Moneybox

Head Start Is Lousy Pre-K But Decent Child care

Pupils head to gym class at a school in Tegucigalpa, Honduras on November 13, 2012.

Photo by ORLANDO SIERRA/AFP/Getty Images

Two things I’ve heard a lot about today are the benefits of preschool for the parents of the kids enrolled, and the endless debate over Head Start. These turn out to be linked, however. That’s because Head Start turns out to be lousy preschool, but pretty impressive child care.
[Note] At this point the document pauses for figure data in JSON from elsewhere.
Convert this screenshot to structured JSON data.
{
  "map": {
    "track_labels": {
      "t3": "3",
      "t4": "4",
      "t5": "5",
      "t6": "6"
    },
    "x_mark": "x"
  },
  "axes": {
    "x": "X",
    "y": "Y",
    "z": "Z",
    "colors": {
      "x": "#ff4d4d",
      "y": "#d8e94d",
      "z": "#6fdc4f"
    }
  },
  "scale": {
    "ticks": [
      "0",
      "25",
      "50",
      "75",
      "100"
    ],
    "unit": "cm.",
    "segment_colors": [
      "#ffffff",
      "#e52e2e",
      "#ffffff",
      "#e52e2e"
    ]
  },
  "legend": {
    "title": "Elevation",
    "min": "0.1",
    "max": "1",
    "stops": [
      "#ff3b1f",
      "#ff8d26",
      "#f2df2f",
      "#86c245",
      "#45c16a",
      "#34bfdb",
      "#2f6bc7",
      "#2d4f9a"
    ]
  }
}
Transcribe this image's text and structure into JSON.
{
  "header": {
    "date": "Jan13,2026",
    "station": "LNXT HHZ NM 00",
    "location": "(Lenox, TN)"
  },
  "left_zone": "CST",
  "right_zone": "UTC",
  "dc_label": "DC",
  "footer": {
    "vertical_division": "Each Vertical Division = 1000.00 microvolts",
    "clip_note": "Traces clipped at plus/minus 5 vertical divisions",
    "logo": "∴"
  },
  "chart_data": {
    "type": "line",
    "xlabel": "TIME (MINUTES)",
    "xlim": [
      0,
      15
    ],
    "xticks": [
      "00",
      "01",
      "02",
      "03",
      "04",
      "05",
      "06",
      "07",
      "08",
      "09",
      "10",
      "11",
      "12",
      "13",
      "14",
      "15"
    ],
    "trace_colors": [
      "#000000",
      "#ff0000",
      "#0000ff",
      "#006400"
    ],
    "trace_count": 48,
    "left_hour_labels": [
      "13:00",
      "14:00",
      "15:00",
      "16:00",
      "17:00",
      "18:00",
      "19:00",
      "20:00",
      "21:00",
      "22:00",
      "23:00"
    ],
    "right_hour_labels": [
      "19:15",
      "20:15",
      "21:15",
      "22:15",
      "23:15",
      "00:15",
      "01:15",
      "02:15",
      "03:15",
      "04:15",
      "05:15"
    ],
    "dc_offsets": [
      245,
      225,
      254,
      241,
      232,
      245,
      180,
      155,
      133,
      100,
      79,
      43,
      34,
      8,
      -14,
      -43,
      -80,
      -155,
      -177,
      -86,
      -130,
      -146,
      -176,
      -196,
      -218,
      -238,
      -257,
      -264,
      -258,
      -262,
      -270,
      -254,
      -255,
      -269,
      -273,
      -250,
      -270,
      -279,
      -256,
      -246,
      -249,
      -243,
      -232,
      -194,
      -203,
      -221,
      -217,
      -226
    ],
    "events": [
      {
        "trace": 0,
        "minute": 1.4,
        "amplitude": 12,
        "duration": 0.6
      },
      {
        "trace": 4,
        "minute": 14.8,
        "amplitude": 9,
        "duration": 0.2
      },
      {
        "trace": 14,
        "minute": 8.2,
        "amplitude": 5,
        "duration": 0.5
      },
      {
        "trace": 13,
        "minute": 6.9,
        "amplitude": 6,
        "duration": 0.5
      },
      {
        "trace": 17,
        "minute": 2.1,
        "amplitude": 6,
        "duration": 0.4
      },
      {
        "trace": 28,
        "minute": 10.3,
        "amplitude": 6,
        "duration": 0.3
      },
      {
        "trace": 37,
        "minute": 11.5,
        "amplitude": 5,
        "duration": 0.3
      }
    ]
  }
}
The reason advocates of preschool focus on the benefits to children is very simple. In terms of benefits to parents, preschool that aspires to high quality is a huge waste of money. Child care programs are much cheaper. But the main federal child care program, the Child Care and Development Fund linked to the 1996 welfare reform law, is a bit of a disaster. Chris M. Herbsta and Erdal Tekin finds that kids whose parents get these child care subsidies do substantially worse on a range of outcomes (PDF) than comparable kids whose parents don’t get them. Which is to say that these funds—which are meager, work-linked, and very loosely regulated in terms of what programs you’re allowed to use them on—appear to be spent on extremely low-quality child care programs.

Viewed in that light, the null result that Head Start kids don’t do better than non-Head Start kids actually looks pretty good. CCDF coulds do worse than non-CCDF kids. So if you think of Head Start as a child care program designed to support a social expectation that low-income single mothers should do market work for wages, then it looks pretty good.